(承前)
休憩後はオルフェオの冥府下り。
「希望」の精に伴われて三途の川に到る。そこで渡し守カロンテを音楽の力で篭絡し、いよいよ冥界へと辿りつく。冥王プルトーネの妻プロセルピーナのとりなしで、エウリディーチェを取り戻したオルフェオは彼女を伴って帰路につくのだが…。
ここでも「希望」役の波多野と、プロセルピーナの野々下が素晴らしい歌唱=演技を披露する。主役のポッジャーは後半に到ってだいぶ復調してきた様子だが、歌唱がやや一本調子なのが惜しい…。
前半から気になっていた演出への蟠りが終幕までずっと尾を引く。
せっかく能楽界の人材を起用したのに、能舞台に漲る静謐な緊迫感や研ぎ澄まされた人物の立居振舞はいささかも感じられず、ドラマ全体が弛緩した印象なのはどうしたことか。羊飼たちが幼稚園児のお遊戯さながらに右往左往するのに絶望的な気分になった。
衣裳はそれなりに能装束を参照しているのだから、思い切って所作を切り詰め、様式化すべきではなかったか。演出担当の野村四郎はおそらくオペラを知らず、そこに起因する遠慮と躊躇があったのではないか。そもそもバロック・オペラには正統的な演出などはなく、シェイクスピア劇と同様、いかなる流儀の演出法も当て嵌めることが可能なのに、能の方法論を徹底して貫く勇気が演出家には欠けていた。
大詰めで失意のオルフェオを太陽神アポロが救出し、そこにさらに女面を被った舞い手(全能の神ジョーヴェ?)が登場するという幕切れも唐突の感が否めない。
1998年に英京で観た『オルフェオ』では演出のトリーシャ・ブラウンが歌手たちを特訓し、モダン・ダンスの所作を徹底的に叩き込むことで、稀に見る完成度と強度を舞台にもたらしていた。しかもそれはモンテヴェルディを些かも裏切っていなかった。
その先例を思うにつけ、今回の演出はあらゆる点で不徹底の謗りを免れ得まい。
今回の公演は正直なところ期待と不安が相半ばしていた。

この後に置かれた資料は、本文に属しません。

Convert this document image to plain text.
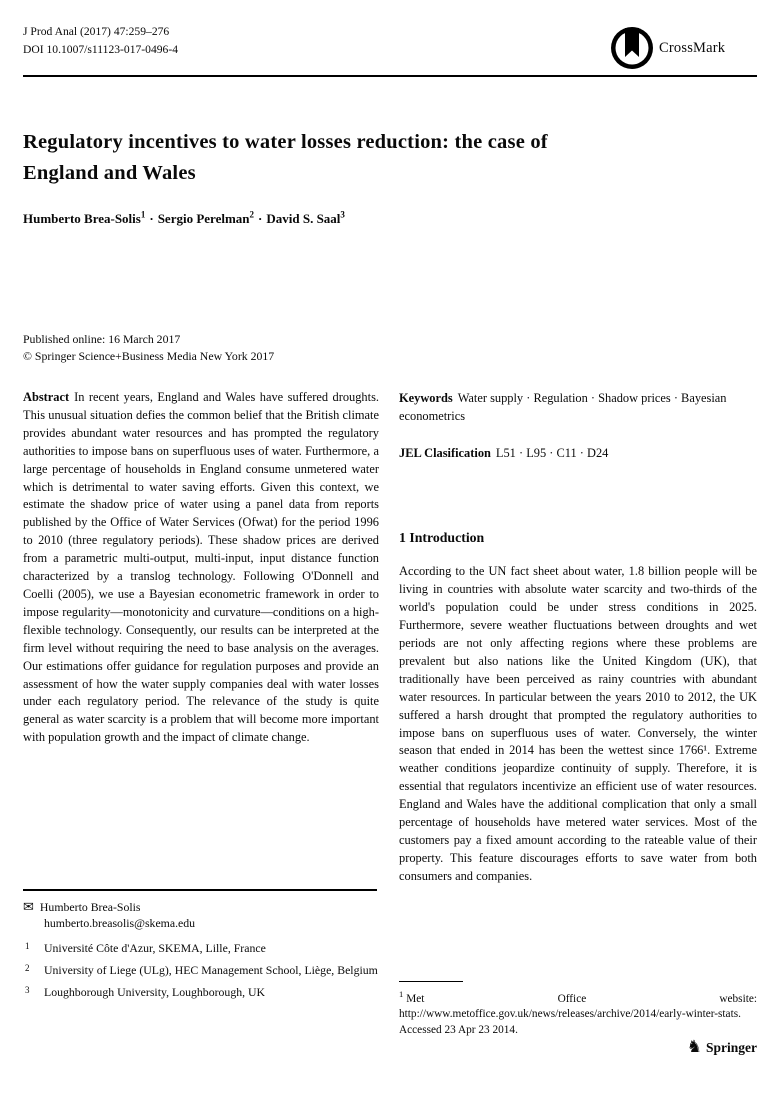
J Prod Anal (2017) 47:259–276
DOI 10.1007/s11123-017-0496-4	CrossMark
Regulatory incentives to water losses reduction: the case of England and Wales
Humberto Brea-Solis$^1$ · Sergio Perelman$^2$ · David S. Saal$^3$
Published online: 16 March 2017
© Springer Science+Business Media New York 2017

Abstract In recent years, England and Wales have suffered droughts. This unusual situation defies the common belief that the British climate provides abundant water resources and has prompted the regulatory authorities to impose bans on superfluous uses of water. Furthermore, a large percentage of households in England consume unmetered water which is detrimental to water saving efforts. Given this context, we estimate the shadow price of water using a panel data from reports published by the Office of Water Services (Ofwat) for the period 1996 to 2010 (three regulatory periods). These shadow prices are derived from a parametric multi-output, multi-input, input distance function characterized by a translog technology. Following O'Donnell and Coelli (2005), we use a Bayesian econometric framework in order to impose regularity—monotonicity and curvature—conditions on a high-flexible technology. Consequently, our results can be interpreted at the firm level without requiring the need to base analysis on the averages. Our estimations offer guidance for regulation purposes and provide an assessment of how the water supply companies deal with water losses under each regulatory period. The relevance of the study is quite general as water scarcity is a problem that will become more important with population growth and the impact of climate change.

Keywords Water supply · Regulation · Shadow prices · Bayesian econometrics

JEL Clasification L51 · L95 · C11 · D24

1 Introduction

According to the UN fact sheet about water, 1.8 billion people will be living in countries with absolute water scarcity and two-thirds of the world's population could be under stress conditions in 2025. Furthermore, severe weather fluctuations between droughts and wet periods are not only affecting regions where these problems are prevalent but also nations like the United Kingdom (UK), that traditionally have been perceived as rainy countries with abundant water resources. In particular between the years 2010 to 2012, the UK suffered a harsh drought that prompted the regulatory authorities to impose bans on superfluous uses of water. Conversely, the winter season that ended in 2014 has been the wettest since 1766¹. Extreme weather conditions jeopardize continuity of supply. Therefore, it is essential that regulators incentivize an efficient use of water resources. England and Wales have the additional complication that only a small percentage of households have metered water services. Most of the customers pay a fixed amount according to the rateable value of their property. This feature discourages efforts to save water from both consumers and companies.

✉ Humberto Brea-Solis
humberto.breasolis@skema.edu
1 Université Côte d'Azur, SKEMA, Lille, France
2 University of Liege (ULg), HEC Management School, Liège, Belgium
3 Loughborough University, Loughborough, UK	$^1$ Met Office website: http://www.metoffice.gov.uk/news/releases/archive/2014/early-winter-stats. Accessed 23 Apr 23 2014.
♞ Springer
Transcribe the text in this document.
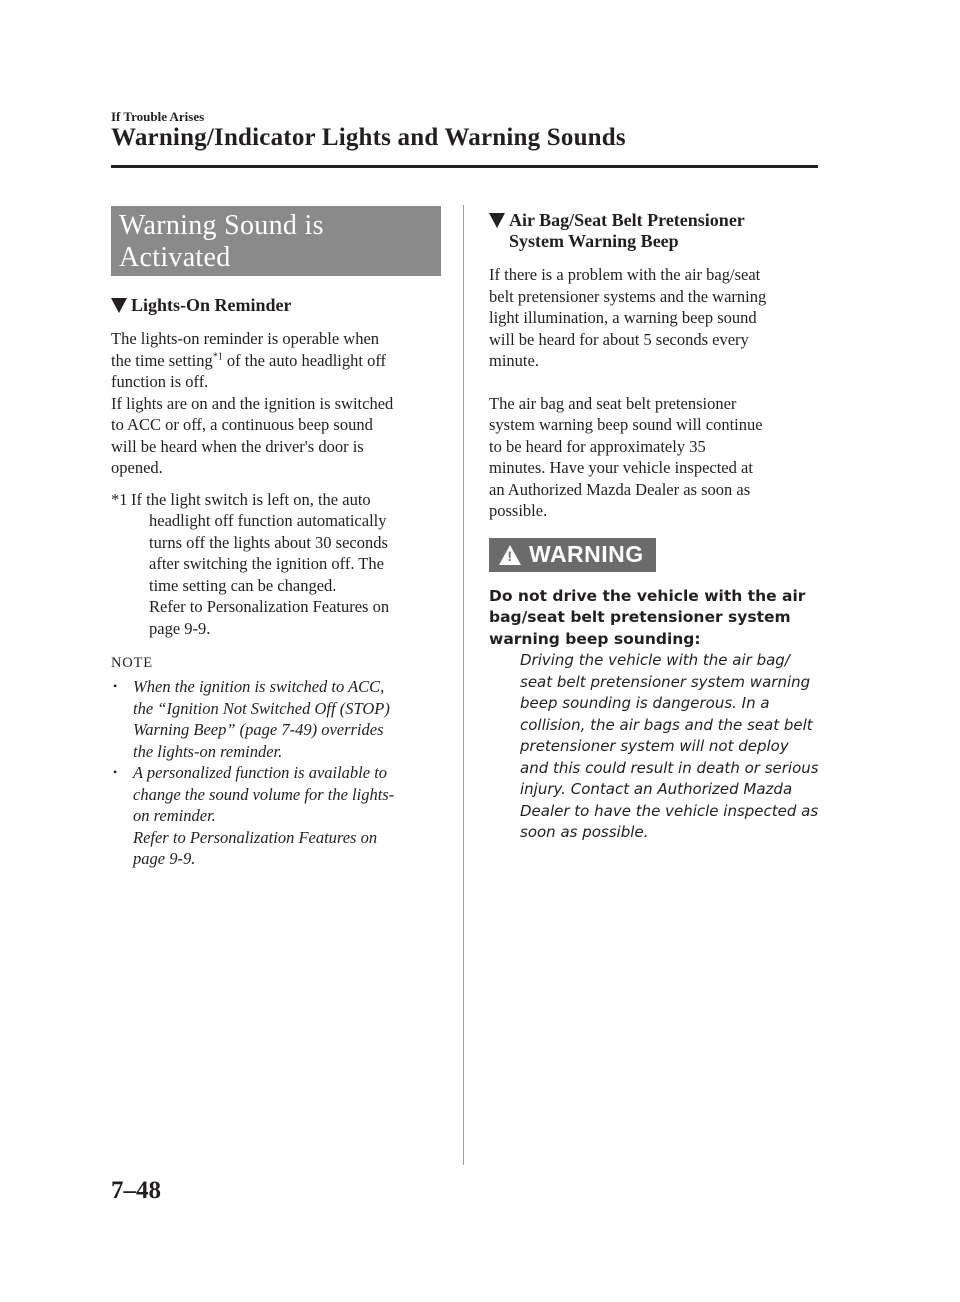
If Trouble Arises
Warning/Indicator Lights and Warning Sounds
Warning Sound is
Activated
Lights-On Reminder
The lights-on reminder is operable when
the time setting$^{*1}$ of the auto headlight off
function is off.
If lights are on and the ignition is switched
to ACC or off, a continuous beep sound
will be heard when the driver's door is
opened.
*1 If the light switch is left on, the auto
headlight off function automatically
turns off the lights about 30 seconds
after switching the ignition off. The
time setting can be changed.
Refer to Personalization Features on
page 9-9.
NOTE
• When the ignition is switched to ACC,
the “Ignition Not Switched Off (STOP)
Warning Beep” (page 7-49) overrides
the lights-on reminder.
• A personalized function is available to
change the sound volume for the lights-
on reminder.
Refer to Personalization Features on
page 9-9.
Air Bag/Seat Belt Pretensioner
System Warning Beep
If there is a problem with the air bag/seat
belt pretensioner systems and the warning
light illumination, a warning beep sound
will be heard for about 5 seconds every
minute.
The air bag and seat belt pretensioner
system warning beep sound will continue
to be heard for approximately 35
minutes. Have your vehicle inspected at
an Authorized Mazda Dealer as soon as
possible.
! WARNING
Do not drive the vehicle with the air
bag/seat belt pretensioner system
warning beep sounding:
Driving the vehicle with the air bag/
seat belt pretensioner system warning
beep sounding is dangerous. In a
collision, the air bags and the seat belt
pretensioner system will not deploy
and this could result in death or serious
injury. Contact an Authorized Mazda
Dealer to have the vehicle inspected as
soon as possible.
7–48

ちょうど十年前、東京室内歌劇場が上演した『ポッペアの戴冠』(シアターコクーン)は市川右近の歌舞伎仕立ての演出が素晴らしく、「モンテヴェルディは歌舞伎なのだ!」とまで確信させられたのだが、まあそんな奇蹟がそう滅多矢鱈とあるもんじゃないことを思い知らされた次第。